Presumably your ID so that feds may pay you a visit when they feel like it, your email need not apply.
I’m surprised that there’s even enough pushback against ID verification to matter, all the corpos are probably salivating at the idea of having fully accurate profiles of everyone, think of the ad and product targeting. The govt. would also love that, for different reasons.
It’s not too hard to imagine a future where you can only use certain things only with the govt. mandated spyware installed - bank apps already often don’t work on rooted Android phones (and you’re expected to use those apps to confirm payments) and all sorts of certification exam software is basically that already if you take a test remotely.
It follows that the same principle would just get pushed further, like what Discord wanted to do etc. Same with how Apple requires your documents for a developer account, Hetzner for a hosting account or Twitch for getting paid by them and tax stuff.
For package X, I should be able to present my npm (homebrew, apt, nuget, etc) credentials with publishing rights for the package.
If package X is of sufficient public interest (user count, nature/sensitivity of user data, downstream distribution, etc), then the public interest + cryptographic credentials should permit access to best-available security auditing.
Yes, we still are trusting trust, that the owner of the package itself is not malicious, but that's not a sharp degradation from status quo.
If you try to do some kind of dupe-detection, someone can use a lightweight LLM to make superficial changes until it's considered a different project.
Finally, the meatspace status quo is that it is totally acceptable to pay someone to find security bugs in someone else's open-source software, such as the Linux kernel.
Even if you don't, a lot of source code can be legitimately copied thanks to the GPL/MIT/BSD/etc.
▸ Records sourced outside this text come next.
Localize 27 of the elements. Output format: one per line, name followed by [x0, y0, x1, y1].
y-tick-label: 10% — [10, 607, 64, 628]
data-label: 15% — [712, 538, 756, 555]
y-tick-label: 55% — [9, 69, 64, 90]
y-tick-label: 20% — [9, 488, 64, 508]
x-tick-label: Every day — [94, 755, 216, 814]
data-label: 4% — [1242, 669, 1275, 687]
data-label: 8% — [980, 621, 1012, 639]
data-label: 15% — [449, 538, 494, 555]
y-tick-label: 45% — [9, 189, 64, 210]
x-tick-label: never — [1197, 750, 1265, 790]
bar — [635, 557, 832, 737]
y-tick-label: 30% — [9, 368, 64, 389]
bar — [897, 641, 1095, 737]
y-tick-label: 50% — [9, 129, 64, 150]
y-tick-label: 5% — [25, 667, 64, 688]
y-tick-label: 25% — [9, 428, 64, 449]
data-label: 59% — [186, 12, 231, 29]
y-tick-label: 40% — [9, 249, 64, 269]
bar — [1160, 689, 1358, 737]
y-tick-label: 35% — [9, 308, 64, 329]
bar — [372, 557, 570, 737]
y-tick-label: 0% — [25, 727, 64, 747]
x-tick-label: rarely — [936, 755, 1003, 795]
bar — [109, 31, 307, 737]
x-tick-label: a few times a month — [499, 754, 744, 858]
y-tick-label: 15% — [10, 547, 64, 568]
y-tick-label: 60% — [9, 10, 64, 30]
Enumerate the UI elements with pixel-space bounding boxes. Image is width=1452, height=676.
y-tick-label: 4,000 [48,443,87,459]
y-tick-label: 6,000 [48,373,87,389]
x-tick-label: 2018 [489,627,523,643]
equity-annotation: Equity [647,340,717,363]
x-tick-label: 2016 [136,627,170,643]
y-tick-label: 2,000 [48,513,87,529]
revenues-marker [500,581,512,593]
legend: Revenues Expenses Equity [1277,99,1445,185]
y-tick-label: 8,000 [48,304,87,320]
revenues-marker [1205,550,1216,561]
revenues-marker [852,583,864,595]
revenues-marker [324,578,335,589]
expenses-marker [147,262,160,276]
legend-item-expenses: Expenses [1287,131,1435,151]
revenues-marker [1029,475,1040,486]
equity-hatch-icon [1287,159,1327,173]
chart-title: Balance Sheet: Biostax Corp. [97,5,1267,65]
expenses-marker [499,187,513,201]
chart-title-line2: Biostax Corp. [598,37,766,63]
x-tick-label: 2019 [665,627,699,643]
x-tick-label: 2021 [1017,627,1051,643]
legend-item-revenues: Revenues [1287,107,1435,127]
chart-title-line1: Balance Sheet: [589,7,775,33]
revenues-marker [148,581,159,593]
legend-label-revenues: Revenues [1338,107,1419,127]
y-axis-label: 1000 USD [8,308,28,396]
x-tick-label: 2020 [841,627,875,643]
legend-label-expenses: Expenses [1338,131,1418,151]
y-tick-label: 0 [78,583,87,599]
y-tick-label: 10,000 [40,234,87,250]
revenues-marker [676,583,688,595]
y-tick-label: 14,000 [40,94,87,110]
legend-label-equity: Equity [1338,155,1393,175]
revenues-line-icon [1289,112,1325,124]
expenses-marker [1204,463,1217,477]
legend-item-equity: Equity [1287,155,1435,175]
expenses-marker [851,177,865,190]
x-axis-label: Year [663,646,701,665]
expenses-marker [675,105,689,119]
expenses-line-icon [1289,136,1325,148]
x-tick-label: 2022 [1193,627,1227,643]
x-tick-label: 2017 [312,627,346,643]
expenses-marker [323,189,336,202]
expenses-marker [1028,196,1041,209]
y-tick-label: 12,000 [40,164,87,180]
I'm allowed to take all of zlib and integrate it into my own project if I so chose.
Your private fork doesn't meet the conditions described.
The Linux Kernel is in its training data. I just tested it. I copied about 20 random lines from the linux kernel and asked which codebase this was from and it could immediately tell.
Being able to attribute the source of a line of code doesn't help you to know if a repository can be legitimately hacked on.
As you could imagine, I might just take all or part of the Linux USB stack from the kernel to retrofit it into my own kernel.